Приблизила к нему лицо. Губы. Вдыхала запах табака от его губ. Не целовала — глядела.
Снова легкое головокруженье — падал в ее глаза. Так падают в небо.
«Небо и облака. Вот бы — полетать! Когда в Москве, на Поклонной горе, Лапутин на аэроплане летал — мы, мальчишки, мечтали: вот бы туда, с собою, в кабину взял!»
— Ты мое небо, — хрипло, нежно сказал.
Ласкала его лицо глазами.
— Я с тобой не навеки. Помни об этом!
Рассмеялся. Она засмеялась: эхом.
— Мы все гости на земле. Натали!
Упала спиной в подушки. Он положил ладонь на ее маленькую грудь. Грудь-воробышек. Грудь-зяблик.

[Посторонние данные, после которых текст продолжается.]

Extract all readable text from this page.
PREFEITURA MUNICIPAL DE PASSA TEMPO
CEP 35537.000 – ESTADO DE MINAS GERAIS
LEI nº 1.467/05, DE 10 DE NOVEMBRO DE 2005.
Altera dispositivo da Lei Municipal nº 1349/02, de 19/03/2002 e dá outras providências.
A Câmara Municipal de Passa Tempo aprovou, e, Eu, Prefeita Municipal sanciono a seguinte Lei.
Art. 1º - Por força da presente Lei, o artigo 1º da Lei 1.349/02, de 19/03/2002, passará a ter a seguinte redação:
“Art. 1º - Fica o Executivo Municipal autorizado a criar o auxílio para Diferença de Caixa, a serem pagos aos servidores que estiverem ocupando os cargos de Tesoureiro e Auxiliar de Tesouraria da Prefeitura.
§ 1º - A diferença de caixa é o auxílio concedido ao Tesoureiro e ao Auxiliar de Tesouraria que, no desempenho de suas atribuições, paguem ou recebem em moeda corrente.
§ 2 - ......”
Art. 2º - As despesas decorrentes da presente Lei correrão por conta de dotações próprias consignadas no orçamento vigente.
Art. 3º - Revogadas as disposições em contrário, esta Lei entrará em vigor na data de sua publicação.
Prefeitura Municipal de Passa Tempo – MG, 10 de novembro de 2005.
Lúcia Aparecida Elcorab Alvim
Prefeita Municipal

Додо узнала: мадемуазель Пален с новым манекенщиком снюхалась.
В ярость пришла.
Глава четырнадцатая
Судомойка в кафэ. Хорошо, к дому близко.
Дочь взрослеет. Сын растет. Время крутит вихри над живыми их головами. Выкручивает ее, Анну, как тряпку. Сколько тряпок видели руки! Мокрых, ветхих; дырявых. Вот и сейчас, в этом кафэ, снова мокрая тряпка в руках. И пальцы, ладони болят, трескаются от соды.
Повар груб с ней донельзя. Она никогда не видела, чтобы люди так грубили.
Уж лучше бы убил. Орет, кулаками трясет перед носом, брызгает слюной.